The appellant, Hart Properties, Inc., is an abutting property owner who objects to a zoning change made by the County Commission. The intervenors, Sam Morris and Melvin Levine, petitioned for a change of zoning from RU4, which allows apartments of 50 units to the acre, and RU4A, which allows apartments, hotels and motels of 50 to 75 units per acre, to BUI, which allows limited business use, on a parcel of property located at 16200 Collins Avenue, Dade County, Florida, which is approximately 230 feet by 137 feet. The County Commission, after a public hearing, unanimously granted the change. Appellant adjacent property owner brought a petition for certiorari in the circuit court to review the action of the County Commission. The circuit court denied certiorari on the ground that the change was fairly debatable.1
The wisdom of the County’s action is not a proper subject for discussion here. See Clarke v. Di Dio, 226 So.2d 23 at 25 (Fla. 2d DCA 1969). The governing question is whether the circuit court committed error in concluding, from the facts of this case, that the change in zoning was a fairly debatable legislative decision. If the change was reasonably related to the public health, safety, morals and welfare, it is not arbitrary, capricious and unreasonable and must be sustained as a proper exercise of the legislative authority of the County. See City of Miami Beach v. 8701 Collins Avenue, 71 So.2d 428 (Fla.1954); City of Miami v. Zorovich, 195 So.2d 31 (Fla. 3d DCA 1967); and County of Brevard v. Woodham, 223 So.2d 344 (Fla. 4th DCA 1969).

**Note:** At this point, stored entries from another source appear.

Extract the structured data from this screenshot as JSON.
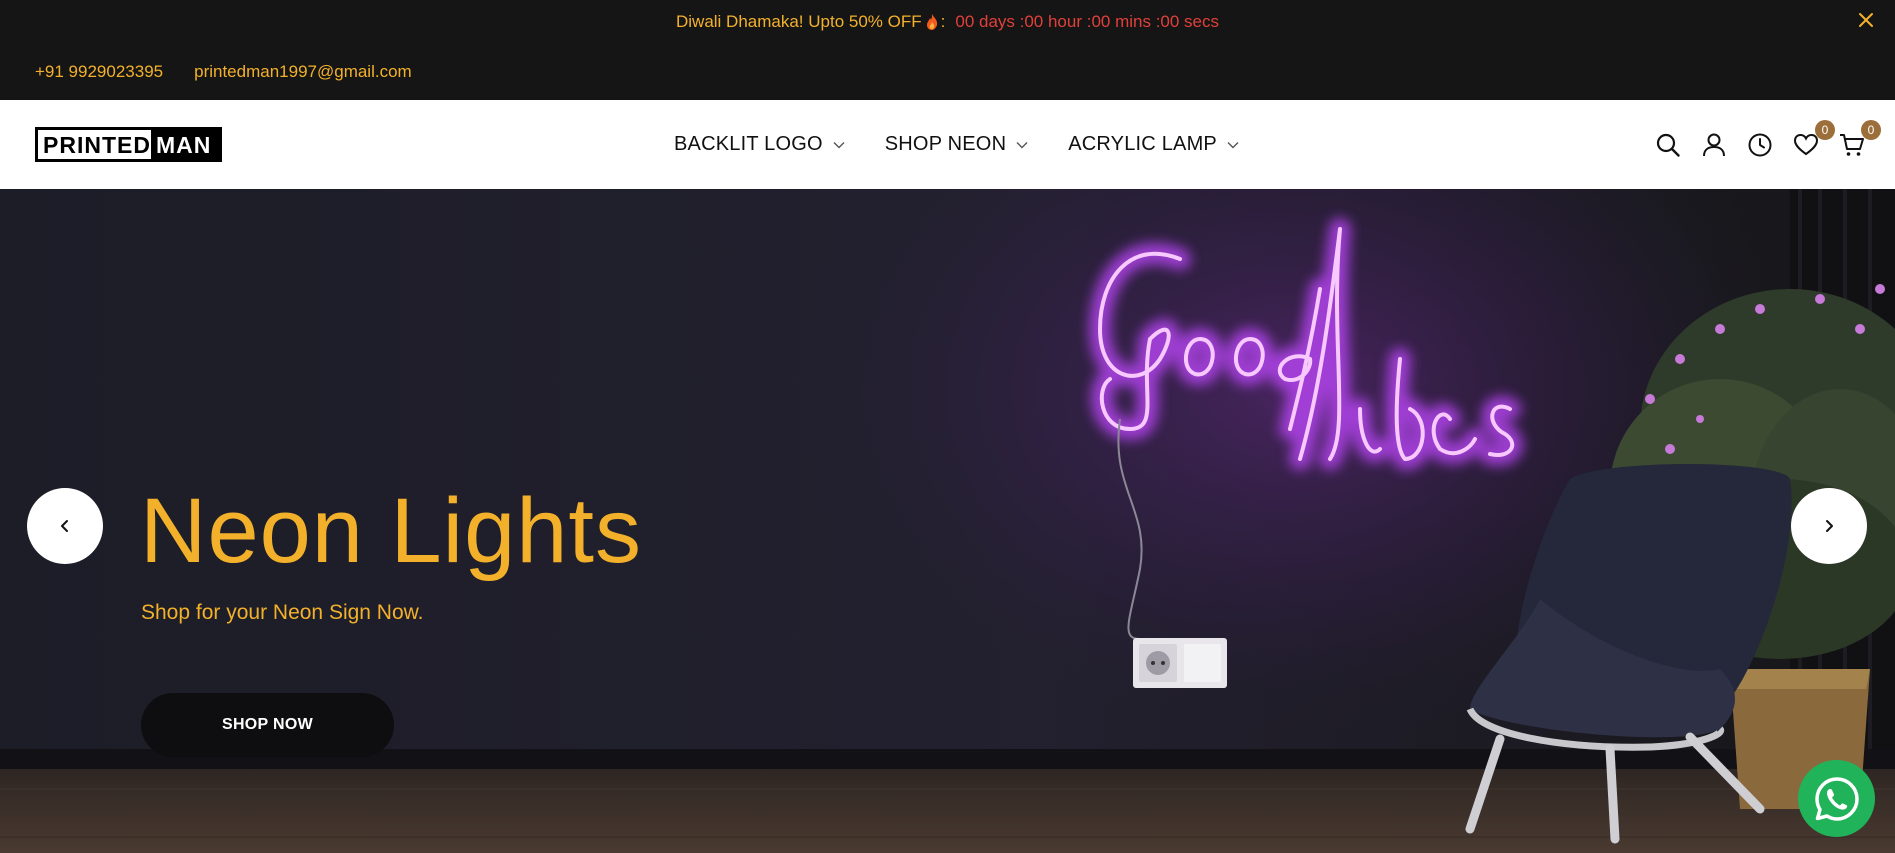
{
  "announcement": {
    "promo_text": "Diwali Dhamaka! Upto 50% OFF",
    "separator": ":",
    "countdown": "00 days :00 hour :00 mins :00 secs"
  },
  "contact": {
    "phone": "+91 9929023395",
    "email": "printedman1997@gmail.com"
  },
  "header": {
    "logo_text": "PRINTEDMAN",
    "nav": [
      {
        "label": "BACKLIT LOGO"
      },
      {
        "label": "SHOP NEON"
      },
      {
        "label": "ACRYLIC LAMP"
      }
    ],
    "wishlist_count": "0",
    "cart_count": "0"
  },
  "hero": {
    "title": "Neon Lights",
    "subtitle": "Shop for your Neon Sign Now.",
    "button_label": "SHOP NOW",
    "neon_sign_text": "Good Vibes"
  },
  "icons": {
    "search": "search-icon",
    "account": "user-icon",
    "recent": "clock-icon",
    "wishlist": "heart-icon",
    "cart": "cart-icon",
    "whatsapp": "whatsapp-icon"
  },
  "colors": {
    "accent": "#f3b12b",
    "countdown": "#e0403a",
    "neon": "#e27bff",
    "badge": "#9c6e3a",
    "whatsapp": "#21b35a"
  }
}
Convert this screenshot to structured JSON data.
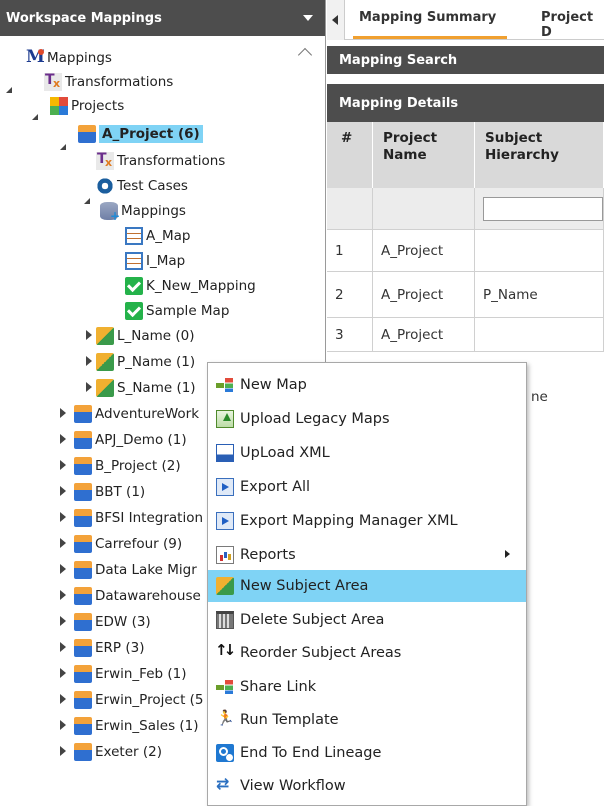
{
  "left_panel": {
    "title": "Workspace Mappings",
    "tree": {
      "mappings_root": "Mappings",
      "transformations": "Transformations",
      "projects": "Projects",
      "a_project": "A_Project (6)",
      "a_transformations": "Transformations",
      "a_test_cases": "Test Cases",
      "a_mappings": "Mappings",
      "maps": [
        "A_Map",
        "I_Map",
        "K_New_Mapping",
        "Sample Map"
      ],
      "subject_areas": [
        "L_Name (0)",
        "P_Name (1)",
        "S_Name (1)"
      ],
      "other_projects": [
        "AdventureWork",
        "APJ_Demo (1)",
        "B_Project (2)",
        "BBT (1)",
        "BFSI Integration",
        "Carrefour (9)",
        "Data Lake Migr",
        "Datawarehouse",
        "EDW (3)",
        "ERP (3)",
        "Erwin_Feb (1)",
        "Erwin_Project (5",
        "Erwin_Sales (1)",
        "Exeter (2)"
      ]
    }
  },
  "right_panel": {
    "tabs": [
      "Mapping Summary",
      "Project D"
    ],
    "sections": {
      "search": "Mapping Search",
      "details": "Mapping Details"
    },
    "grid": {
      "headers": [
        "#",
        "Project Name",
        "Subject Hierarchy"
      ],
      "rows": [
        {
          "num": "1",
          "project": "A_Project",
          "subject": ""
        },
        {
          "num": "2",
          "project": "A_Project",
          "subject": "P_Name"
        },
        {
          "num": "3",
          "project": "A_Project",
          "subject": ""
        },
        {
          "num": "",
          "project": "",
          "subject": "ne"
        }
      ]
    }
  },
  "context_menu": {
    "items": [
      {
        "label": "New Map",
        "icon": "new-map-icon"
      },
      {
        "label": "Upload Legacy Maps",
        "icon": "upload-icon"
      },
      {
        "label": "UpLoad XML",
        "icon": "xml-icon"
      },
      {
        "label": "Export All",
        "icon": "export-icon"
      },
      {
        "label": "Export Mapping Manager XML",
        "icon": "export-icon"
      },
      {
        "label": "Reports",
        "icon": "reports-icon",
        "has_submenu": true
      },
      {
        "label": "New Subject Area",
        "icon": "subject-area-icon",
        "highlighted": true
      },
      {
        "label": "Delete Subject Area",
        "icon": "trash-icon"
      },
      {
        "label": "Reorder Subject Areas",
        "icon": "reorder-icon"
      },
      {
        "label": "Share Link",
        "icon": "share-link-icon"
      },
      {
        "label": "Run Template",
        "icon": "run-icon"
      },
      {
        "label": "End To End Lineage",
        "icon": "lineage-icon"
      },
      {
        "label": "View Workflow",
        "icon": "workflow-icon"
      }
    ]
  },
  "colors": {
    "header_bg": "#4d4d4d",
    "selection": "#7fd3f5",
    "tab_accent": "#f0a030",
    "grid_header": "#d9d9d9"
  }
}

The granting of a zoning change such as the present one is not unique or prohibited in American law:
*1201“Amendments which reclassify residen-tially zoned land to permit the construction of shopping centers have been upheld on the ground that they permit a use which is needed, and which serves the comprehensive plan for community development. Such an amendment may, of course, be disapproved if the court discerns no compensating public need for the use favored by the legislation. Approval on similar grounds has been extended to commercial uses of various kinds where the courts were convinced that the service was needed and that the new use would not be destructive of other property in the neighborhood.”
Anderson, American Law of Zoning § 5.06 “Benefit or detriment to public,” at 248 (1968).
See the cases cited in 82 Am.Jur.2d Zoning and Planning § 76, and 101 C.J.S. Zoning § 34. See also Yokley, Zoning Law and Practice § 8-3' at 365. The' record before the County Commission shows that the property in question is surrounded by a nightclub, a fishing wharf and is closely situated to an area with restaurants and stores. There was also evidence before the County Commission that because of the development of the area by the erection of highrise apartments and numerous motels, that service stores would be in the best interest of the community. The County Commission had before it conflicting recommendations from its County Director of Building and Zoning, whose recommendation was against the change, and the Planning Director of Dade County, whose recommendation was in favor of the change upon the ground that stores are proper for the service of the residents of the area.
We, therefore, hold that error has not been shown and that the record before the trial judge substantiated his conclusion that the change in zoning was fairly debatable.
Affirmed.
. “The Court is governed by the well-established principles of the ‘fairly debatable’ doctrine, and cannot substitute its judgment for that of the Board of County Commissioners of Metropolitan Dade County, if the zoning question before that Board was fairly debatable. It is equally clear that the petitioner carries the heavy burden of demonstrating to this Court that the facts relied upon in support of the decision by the Board of County Commissioners of Metropolitan Dade County were baseless, insubstantial, or wholly refutable.
“This Court may well have reached a different result based upon the record before it, however, it is not the duty, nor the province of this Court to re-evaluate the probative weight to be given to the evidence presented to the Board of County Commissioners of Metropolitan Dade County, but merely to determine whether or not the findings of fact reached by the Commission are supported by competent, substantial evidence.
“It appears crystal clear that the zoning question before the Board of County Commissioner of Metropolitan Dade County in this instance was fairly debatable and that there was competent, substantial evidence presented to the Board of County Commissioners to support their decision.”